Revisions due to seasonal factors
Moreover, in the real world where analysts live and comment, there are other sources of revisions that users have to contend with that are not captured in these published standard error rates. The most obvious example is revisions to the seasonal factors, which can be significant. For example, the preliminary data for October and November 2010 showed Canada-wide employment stalled with no growth in the former and just a 0.1% gain in the latter, leading to a great deal of consternation in the chattering classes. The latest estimates show growth of 0.2% in October and 0.1% in November, which leaves a much different impression of an economy growing steadily rather than stalling.[2]
October in particular has proven to be a difficult month to estimate; the estimate for October 2009 was revised from a 0.3% decline to no change. Given the upward revisions to the recent October preliminary estimates resulting from new seasonal patterns, the real confidence interval around the October estimate is probably something close to -40,00 to +30,000, given the pronounced trend recently to upward revisions in October . And that is only at the 68% level of confidence. Given the large uncertainty around monthly movements, why would you let the decline of 14,00 jobs published for Quebec for October 2011 unduly influence your view of the economy, particularly when it flies in the face of every other indicator? The true standard error for November covers a smaller range than October, since this month has had only very small revisions to its seasonal factor.[3]
This lack of attention to revisions is widespread in Statistics Canada. In 24 years of editing the Canadian Economic Observer, the only articles I ever saw on revisions came from Income and Expenditure Accounts (the quarterly GDP people), who have always maintained an extensive database on revisions since before I entered the Agency in the late 1970s, as well as Investment and Capital Stock Division, which maintains the annual survey of investment intentions. It may just be a coincidence, but these are also two of the datasets that I follow the most.
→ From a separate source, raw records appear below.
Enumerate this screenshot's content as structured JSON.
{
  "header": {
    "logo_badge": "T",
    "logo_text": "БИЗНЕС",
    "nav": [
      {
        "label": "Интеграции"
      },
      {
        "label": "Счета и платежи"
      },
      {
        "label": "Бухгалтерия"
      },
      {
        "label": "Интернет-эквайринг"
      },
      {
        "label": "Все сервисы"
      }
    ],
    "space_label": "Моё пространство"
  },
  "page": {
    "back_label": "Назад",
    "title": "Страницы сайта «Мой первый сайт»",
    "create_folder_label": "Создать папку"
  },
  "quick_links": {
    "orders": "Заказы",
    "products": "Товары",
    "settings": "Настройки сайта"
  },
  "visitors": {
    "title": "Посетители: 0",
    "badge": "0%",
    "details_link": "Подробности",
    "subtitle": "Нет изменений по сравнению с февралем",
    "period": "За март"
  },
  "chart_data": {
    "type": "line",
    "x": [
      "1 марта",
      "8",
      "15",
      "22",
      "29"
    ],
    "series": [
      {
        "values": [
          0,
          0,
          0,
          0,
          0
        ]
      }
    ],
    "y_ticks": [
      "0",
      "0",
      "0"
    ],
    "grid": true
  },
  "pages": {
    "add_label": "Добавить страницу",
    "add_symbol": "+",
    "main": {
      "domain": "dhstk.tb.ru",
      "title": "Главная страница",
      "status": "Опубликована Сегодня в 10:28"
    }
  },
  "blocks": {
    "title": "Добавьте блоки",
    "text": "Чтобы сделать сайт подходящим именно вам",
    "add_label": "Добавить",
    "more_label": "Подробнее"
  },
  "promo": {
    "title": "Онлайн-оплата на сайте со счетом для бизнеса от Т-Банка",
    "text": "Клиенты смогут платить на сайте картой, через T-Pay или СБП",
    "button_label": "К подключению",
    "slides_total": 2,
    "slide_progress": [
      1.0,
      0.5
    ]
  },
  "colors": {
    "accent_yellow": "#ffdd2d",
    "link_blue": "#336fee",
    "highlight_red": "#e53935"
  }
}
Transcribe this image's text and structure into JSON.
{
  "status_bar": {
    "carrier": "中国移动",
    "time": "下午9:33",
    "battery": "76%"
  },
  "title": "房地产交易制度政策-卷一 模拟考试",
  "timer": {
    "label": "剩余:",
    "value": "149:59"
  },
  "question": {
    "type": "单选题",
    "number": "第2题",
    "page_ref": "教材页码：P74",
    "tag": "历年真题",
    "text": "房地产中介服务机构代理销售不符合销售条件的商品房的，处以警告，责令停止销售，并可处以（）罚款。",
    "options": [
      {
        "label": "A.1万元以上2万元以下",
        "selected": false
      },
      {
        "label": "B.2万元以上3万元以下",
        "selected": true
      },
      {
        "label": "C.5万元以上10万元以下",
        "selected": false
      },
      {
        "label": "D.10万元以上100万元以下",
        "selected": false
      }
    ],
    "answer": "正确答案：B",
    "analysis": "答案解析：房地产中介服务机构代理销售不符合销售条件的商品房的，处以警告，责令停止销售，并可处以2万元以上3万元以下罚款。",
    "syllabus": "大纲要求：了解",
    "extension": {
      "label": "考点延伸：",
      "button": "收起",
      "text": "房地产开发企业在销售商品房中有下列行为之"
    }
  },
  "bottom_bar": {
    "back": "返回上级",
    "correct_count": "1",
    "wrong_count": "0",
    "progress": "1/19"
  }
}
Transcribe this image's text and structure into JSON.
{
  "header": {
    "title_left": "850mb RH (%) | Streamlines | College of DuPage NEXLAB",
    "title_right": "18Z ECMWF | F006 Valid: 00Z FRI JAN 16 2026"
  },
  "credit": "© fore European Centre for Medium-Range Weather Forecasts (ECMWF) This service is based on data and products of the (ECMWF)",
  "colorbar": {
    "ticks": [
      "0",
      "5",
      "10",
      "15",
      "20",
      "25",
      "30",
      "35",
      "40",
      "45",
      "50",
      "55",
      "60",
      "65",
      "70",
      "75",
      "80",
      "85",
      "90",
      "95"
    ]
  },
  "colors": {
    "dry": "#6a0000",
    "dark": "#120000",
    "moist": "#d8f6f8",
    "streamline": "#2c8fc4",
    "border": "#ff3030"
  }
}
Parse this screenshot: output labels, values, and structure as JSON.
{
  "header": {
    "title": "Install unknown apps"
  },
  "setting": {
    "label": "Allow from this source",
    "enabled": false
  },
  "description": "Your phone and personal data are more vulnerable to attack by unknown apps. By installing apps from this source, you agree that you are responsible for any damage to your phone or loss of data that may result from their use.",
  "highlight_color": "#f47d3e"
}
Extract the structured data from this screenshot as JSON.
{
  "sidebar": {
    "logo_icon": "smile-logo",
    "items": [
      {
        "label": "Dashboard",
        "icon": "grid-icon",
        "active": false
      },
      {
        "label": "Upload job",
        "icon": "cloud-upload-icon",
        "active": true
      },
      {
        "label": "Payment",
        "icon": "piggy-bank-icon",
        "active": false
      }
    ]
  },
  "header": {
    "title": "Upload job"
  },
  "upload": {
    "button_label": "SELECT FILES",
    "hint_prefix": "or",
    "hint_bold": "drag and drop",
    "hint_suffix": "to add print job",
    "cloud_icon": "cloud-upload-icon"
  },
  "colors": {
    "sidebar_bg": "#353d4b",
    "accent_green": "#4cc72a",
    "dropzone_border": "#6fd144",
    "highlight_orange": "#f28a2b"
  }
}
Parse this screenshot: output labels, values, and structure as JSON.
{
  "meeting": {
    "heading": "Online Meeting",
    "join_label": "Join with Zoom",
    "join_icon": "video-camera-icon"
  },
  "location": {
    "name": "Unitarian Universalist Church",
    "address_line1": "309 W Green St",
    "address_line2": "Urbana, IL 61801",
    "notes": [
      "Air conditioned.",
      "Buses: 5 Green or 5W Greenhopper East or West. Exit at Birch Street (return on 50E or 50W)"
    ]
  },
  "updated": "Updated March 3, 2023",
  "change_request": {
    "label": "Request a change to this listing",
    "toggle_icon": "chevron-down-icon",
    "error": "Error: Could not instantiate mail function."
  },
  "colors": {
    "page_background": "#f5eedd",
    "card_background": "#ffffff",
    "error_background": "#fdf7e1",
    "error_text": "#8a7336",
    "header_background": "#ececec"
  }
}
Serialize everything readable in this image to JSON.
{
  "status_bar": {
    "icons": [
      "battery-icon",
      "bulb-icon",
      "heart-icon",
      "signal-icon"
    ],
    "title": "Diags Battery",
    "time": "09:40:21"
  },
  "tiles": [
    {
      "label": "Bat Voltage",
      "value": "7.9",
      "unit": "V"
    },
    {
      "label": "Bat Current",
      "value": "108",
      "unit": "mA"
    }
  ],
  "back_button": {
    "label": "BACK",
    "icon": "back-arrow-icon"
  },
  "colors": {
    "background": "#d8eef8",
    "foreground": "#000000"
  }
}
Users would be better served, and Statistics Canada would do a better job of monitoring its own data quality, if more divisions maintained a record of their revisions and analyzed it to judge where their weaknesses are.
As noted last month in this newsletter, the monthly estimates for Quebec quite regularly diverge from the trend of the Canadian economy for lengthy periods, only to revert to the Canadian trend. This is especially true when the other major data series for Quebec show no signs of the weakness in the employment data. However, the gap between retail sales in Quebec and employment was exaggerated in the fourth quarter of 2011 as a result of the impending hike to the provincial HST on January 1, 2012. In response, sales in Quebec surged 2.1%, above the national average despite the slowdown in jobs. It is worth recalling that sales in Quebec jumped 2.9% in the fourth quarter of 2010, just before another hike in the sales tax, but sales then fell 0.9% in the first quarter of 2011. One would expect a similar softening of sales in Quebec early in 2012. This expected weakness in retail sales in Quebec early in the year would explain why its trade employment fell sharply in February.
[1] Catalogue no 71-543-G, p 25 thru 27.
[2] It might be argued that seasonal factors were not the only source of revisions between 2009 and 2012, since the LFS was benchmarked to the Census employment estimates early in 2011. But since these revisions lowered employment slightly over the five years, they cannot be the source of the upward revision to October and November.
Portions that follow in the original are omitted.